Hi everyone. I was pretty much a regular here in 2009/2010. Had the tongue flap/neck dissection etc and have kept healthy since then with most speech and eating functions only slightly problematic. At that stage I'd had three cancer diagnoses in my life and I'd survived all of them. By the end of last year I thought I was pretty damn smart, although I wasn't very happy. I was struggling to learn how to live alone after my husband's move to a dementia unit. Getting another cancer was the least of my worries so when I rolled up for a 6 monthly check up in Auckland I felt only the slightest little prickle of anxiety. But no, the surgeon took one look and exclaimed, "How long have you had that manky patch back there?" It's in my left cheek up high. I couldn't feel it although the left side of my mouth is where all the food washes up and it's often sore and irritated. This was 11 December and there was some hold up with the biopsy results. It transpired that they'd had to send the sample to a second lab to confirm it was cancer (I think). I'm notorious for being reluctant to follow up surgeons by cellphone and I'd also come down with gastro-enteritis so my son pestered the surgeon until Xmas Eve when the results came through: a small early cancer but I'll need THE surgery and a patch. My son knows little about cancer so I have no details of grade/type/surgery etc and will have to wait till tomorrow, 6 Jan when I will throw all caution to the winds and text the surgeon, ring the hospital clinic and so on.

If it's as small and early as the second hand report suggests it is, then I'm very lucky but oh how I hate to think of another surgery. I've had enough thoracotomies, laparotomies and tongue ops to last several life times!

Making it rather bizarre was the fact my son delivered the diagnosis to me through a closed ranch slider because my gastro-enteritis was so virulent that I decided to keep away from everyone till 48 hours after it passed. Xmas alone!

So I've had some weird cancer diagnosis delivery in the past but that capped the lot.

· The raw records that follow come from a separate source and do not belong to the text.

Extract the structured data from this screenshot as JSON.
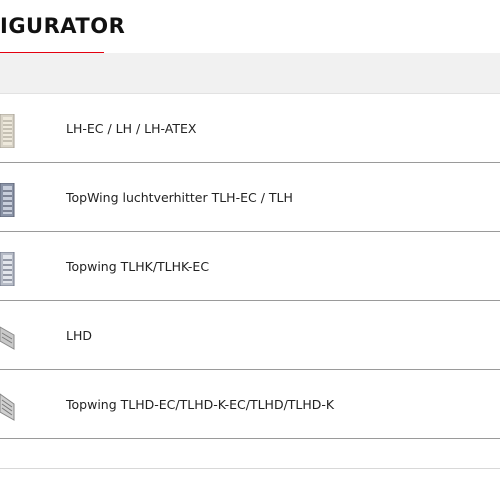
{
  "page": {
    "title": "IGURATOR"
  },
  "products": [
    {
      "label": "LH-EC / LH / LH-ATEX",
      "thumb_icon": "unit-heater-thumbnail-icon"
    },
    {
      "label": "TopWing luchtverhitter TLH-EC / TLH",
      "thumb_icon": "topwing-heater-thumbnail-icon"
    },
    {
      "label": "Topwing TLHK/TLHK-EC",
      "thumb_icon": "topwing-cooler-thumbnail-icon"
    },
    {
      "label": "LHD",
      "thumb_icon": "ceiling-unit-thumbnail-icon"
    },
    {
      "label": "Topwing TLHD-EC/TLHD-K-EC/TLHD/TLHD-K",
      "thumb_icon": "topwing-ceiling-unit-thumbnail-icon"
    }
  ],
  "colors": {
    "accent": "#e3000f",
    "header_bar": "#f1f1f1",
    "divider": "#9a9a9a"
  }
}
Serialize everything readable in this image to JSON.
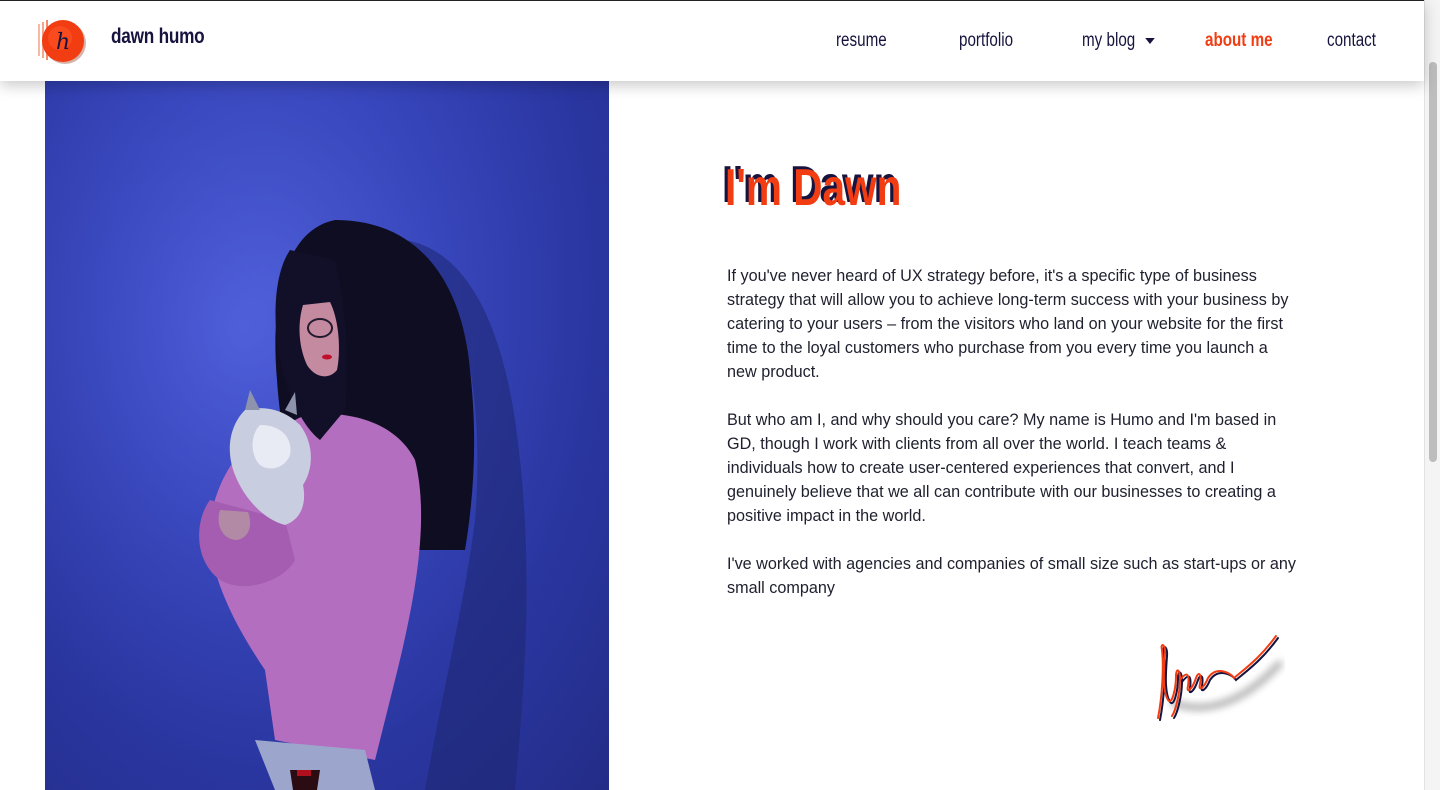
{
  "brand": {
    "name": "dawn humo",
    "logo_letter": "h"
  },
  "nav": {
    "items": [
      {
        "label": "resume"
      },
      {
        "label": "portfolio"
      },
      {
        "label": "my blog"
      },
      {
        "label": "about me"
      },
      {
        "label": "contact"
      }
    ],
    "active": "about me"
  },
  "about": {
    "heading": "I'm Dawn",
    "paragraphs": [
      "If you've never heard of UX strategy before, it's a specific type of business strategy that will allow you to achieve long-term success with your business by catering to your users – from the visitors who land on your website for the first time to the loyal customers who purchase from you every time you launch a new product.",
      "But who am I, and why should you care? My name is Humo and I'm based in GD, though I work with clients from all over the world. I teach teams & individuals how to create user-centered experiences that convert, and I genuinely believe that we all can contribute with our businesses to creating a positive impact in the world.",
      "I've worked with agencies and companies of small size such as start-ups or any small company"
    ]
  },
  "colors": {
    "accent": "#f23c12",
    "navy": "#16133e",
    "photo_bg": "#3848c4",
    "sweater": "#b46ec0"
  }
}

1996, ovarian cancer surgery + cisplatin and taxol.
September, 2007, SCC of left lateral tongue. Excision.
October, 2009 recurrence in scar tissue, T1NOMO. Free flap surgery from left wrist - neck dissection. 63 year old New Zealander. No chemo, no RT.
February, 2014. New primary in left buccal mucosa. Marginal mandibulectomy, neck dissection, right arm free forearm flap. T1N0M0 but third occurrence and some areas of concern: RT started 8 April and finished 19 May.